The study was not able to demonstrate that interferon maintenance reduced fibrosis progression largely due to the unexpectedly low rate of progression in the observation group. These results conflict with some prior non-randomized observational studies that have shown both rapid fibrosis progression among HIV-HCV coinfected people and slower progression in HCV monoinfected individuals receiving interferon maintenance therapy. However, as recently reported, the randomized HALT-C trial of long-term, low-dose Pegasys maintenance monotherapy in HIV negative individuals failed to demonstrate reduced fibrosis progression.

Further controlled studies will be needed to resolve these discrepancies and to determine the best way to manage both HIV positive and HIV negative people with chronic hepatitis C who do not achieve sustained response with currently available therapies.

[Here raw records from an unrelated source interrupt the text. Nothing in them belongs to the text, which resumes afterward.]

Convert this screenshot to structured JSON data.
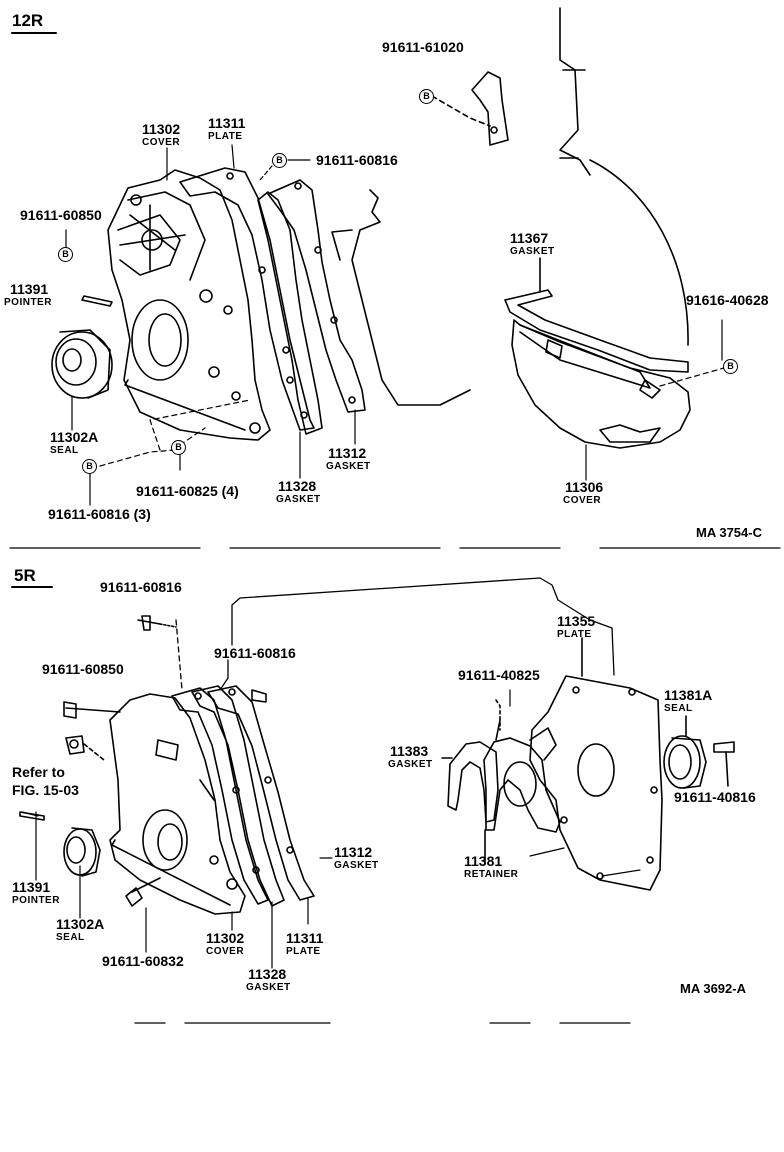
{
  "sections": {
    "upper": {
      "tag": "12R",
      "figure_id": "MA  3754-C",
      "bolt_symbol": "B",
      "parts": {
        "bolt_61020": "91611-61020",
        "cover_11302": {
          "num": "11302",
          "name": "COVER"
        },
        "plate_11311": {
          "num": "11311",
          "name": "PLATE"
        },
        "bolt_60816_top": "91611-60816",
        "bolt_60850": "91611-60850",
        "pointer_11391": {
          "num": "11391",
          "name": "POINTER"
        },
        "gasket_11367": {
          "num": "11367",
          "name": "GASKET"
        },
        "bolt_40628": "91616-40628",
        "seal_11302A": {
          "num": "11302A",
          "name": "SEAL"
        },
        "gasket_11312": {
          "num": "11312",
          "name": "GASKET"
        },
        "gasket_11328": {
          "num": "11328",
          "name": "GASKET"
        },
        "bolt_60825": "91611-60825 (4)",
        "bolt_60816_3": "91611-60816 (3)",
        "cover_11306": {
          "num": "11306",
          "name": "COVER"
        }
      }
    },
    "lower": {
      "tag": "5R",
      "figure_id": "MA  3692-A",
      "parts": {
        "bolt_60816_a": "91611-60816",
        "bolt_60816_b": "91611-60816",
        "bolt_60850": "91611-60850",
        "refer": [
          "Refer to",
          "FIG. 15-03"
        ],
        "pointer_11391": {
          "num": "11391",
          "name": "POINTER"
        },
        "seal_11302A": {
          "num": "11302A",
          "name": "SEAL"
        },
        "bolt_60832": "91611-60832",
        "cover_11302": {
          "num": "11302",
          "name": "COVER"
        },
        "gasket_11328": {
          "num": "11328",
          "name": "GASKET"
        },
        "plate_11311": {
          "num": "11311",
          "name": "PLATE"
        },
        "gasket_11312": {
          "num": "11312",
          "name": "GASKET"
        },
        "plate_11355": {
          "num": "11355",
          "name": "PLATE"
        },
        "bolt_40825": "91611-40825",
        "seal_11381A": {
          "num": "11381A",
          "name": "SEAL"
        },
        "gasket_11383": {
          "num": "11383",
          "name": "GASKET"
        },
        "bolt_40816": "91611-40816",
        "retainer_11381": {
          "num": "11381",
          "name": "RETAINER"
        }
      }
    }
  }
}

Univ of Cincinnati, OH; Harvard Sch of Publ Hlth, Boston, MA; Univ of Pittsburgh, PA; Armed Forces Inst of Pathology, Washington, DC; Beth Israel Deaconess Med Ctr, Boston, MA; NIAID, NIH, Bethesda, MD; Univ of California, San Francisco, CA; Johns Hopkins Univ, Baltimore, MD; Massachusetts Gen Hosp, Boston, MA.

2/12/08

Reference
K Sherman, J Andersen, A Butt, and others. Sustained Long-term Antiviral Maintenance with Pegylated Interferon in HCV/HIV-co-infected Patients: Early Viral Response and Effect on Fibrosis in Treated and Control Subjects. 15th Conference on Retroviruses and Opportunistic Infections (CROI). Boston, MA. February 3-6, 2008. Abstract 59.